Ему посоветовали немедленно оставить нашу армию.
— Я по закону должен бы с вами поступить, как с изменником, со слугою Пугачева, но я этого не сделаю потому, что покойный Александр Ильич был к вам расположен, — строго проговорил Сергею Серебрякову генерал Ларионов, который на время вступил в исправление обязанностей главнокомандующего.
— Покойный Александр Ильич верил мне и не признавал меня за изменника, он даже хотел писать обо мне в Питер, выставляя меня невиновным, — печально проговорил молодой офицер.
— Может быть, хотел, но не послал.
— Смерть помешала ему сделать это… ваше превосходительство.
— Так или иначе, но бумага об вас не послана… И мы на вас смотрим, как, как…
— Пощадите, ваше превосходительство, — чуть не плача, проговорил Серебряков.
— Какой вам еще надо пощады, я и то, нарушая закон, даю вам свободу, — холодно промолвил генерал Ларионов.

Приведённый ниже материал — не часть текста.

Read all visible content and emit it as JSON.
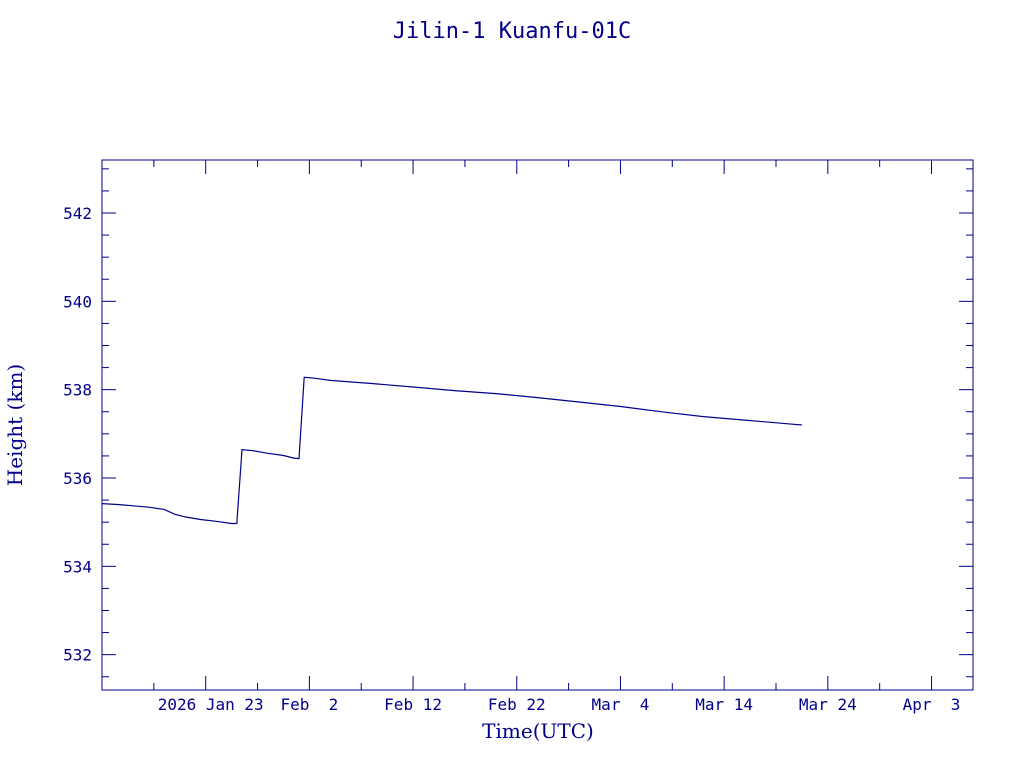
{
  "chart_data": {
    "type": "line",
    "title": "Jilin-1 Kuanfu-01C",
    "xlabel": "Time(UTC)",
    "ylabel": "Height (km)",
    "x_ticks": [
      "2026 Jan 23",
      "Feb  2",
      "Feb 12",
      "Feb 22",
      "Mar  4",
      "Mar 14",
      "Mar 24",
      "Apr  3"
    ],
    "y_ticks": [
      "532",
      "534",
      "536",
      "538",
      "540",
      "542"
    ],
    "ylim": [
      531.2,
      543.2
    ],
    "xlim": [
      "2026-01-13T00:00",
      "2026-04-07T00:00"
    ],
    "grid": false,
    "color": "#00008b",
    "series": [
      {
        "x": [
          "2026-01-13T00:00",
          "2026-01-14T12:00",
          "2026-01-16T00:00",
          "2026-01-17T12:00",
          "2026-01-19T00:00",
          "2026-01-20T00:00",
          "2026-01-21T00:00",
          "2026-01-22T12:00",
          "2026-01-24T00:00",
          "2026-01-25T12:00",
          "2026-01-26T00:00",
          "2026-01-26T12:00",
          "2026-01-27T12:00",
          "2026-01-29T00:00",
          "2026-01-30T12:00",
          "2026-01-31T12:00",
          "2026-02-01T00:00",
          "2026-02-01T12:00",
          "2026-02-02T12:00",
          "2026-02-04T00:00",
          "2026-02-08T00:00",
          "2026-02-12T00:00",
          "2026-02-16T00:00",
          "2026-02-20T00:00",
          "2026-02-24T00:00",
          "2026-02-28T00:00",
          "2026-03-04T00:00",
          "2026-03-08T00:00",
          "2026-03-12T00:00",
          "2026-03-16T00:00",
          "2026-03-20T00:00",
          "2026-03-21T12:00"
        ],
        "y": [
          535.42,
          535.4,
          535.37,
          535.34,
          535.29,
          535.18,
          535.12,
          535.06,
          535.02,
          534.97,
          534.97,
          536.64,
          536.62,
          536.56,
          536.51,
          536.45,
          536.44,
          538.28,
          538.26,
          538.21,
          538.14,
          538.06,
          537.98,
          537.91,
          537.82,
          537.72,
          537.62,
          537.5,
          537.39,
          537.31,
          537.23,
          537.2
        ]
      }
    ]
  }
}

— Куда же мне идти, ваше превосходительство?
— Куда угодно, только скорее; вам оставаться при армии неудобно, вы это сами должны донимать.
— За что судьба так безжалостно меня преследует! — как-то невольно вырвалось у бедняги.
— Уже этого я, правовые знаю, — холодно и насмешливо сказал Ларионов; он недолюбливал за что-то Серебрякова. — Можете также взять с собою и тех двух мужиков, помилованных покойным главнокомандующим, в нашей армии им тоже нет места, — добавил он.
Ларионов говорил про дворового Михалку Трубу и про мужика Демьяна.
Волей-неволей пришлось Серебрякову оставить нашу армию, и он, в сопровождении Демьяна и Михалки, направился к Москве.
Дорога из Оренбурга к Москве была еще не совсем очищена от мятежников, и нашим спутникам пришлось идти с большою опаскою.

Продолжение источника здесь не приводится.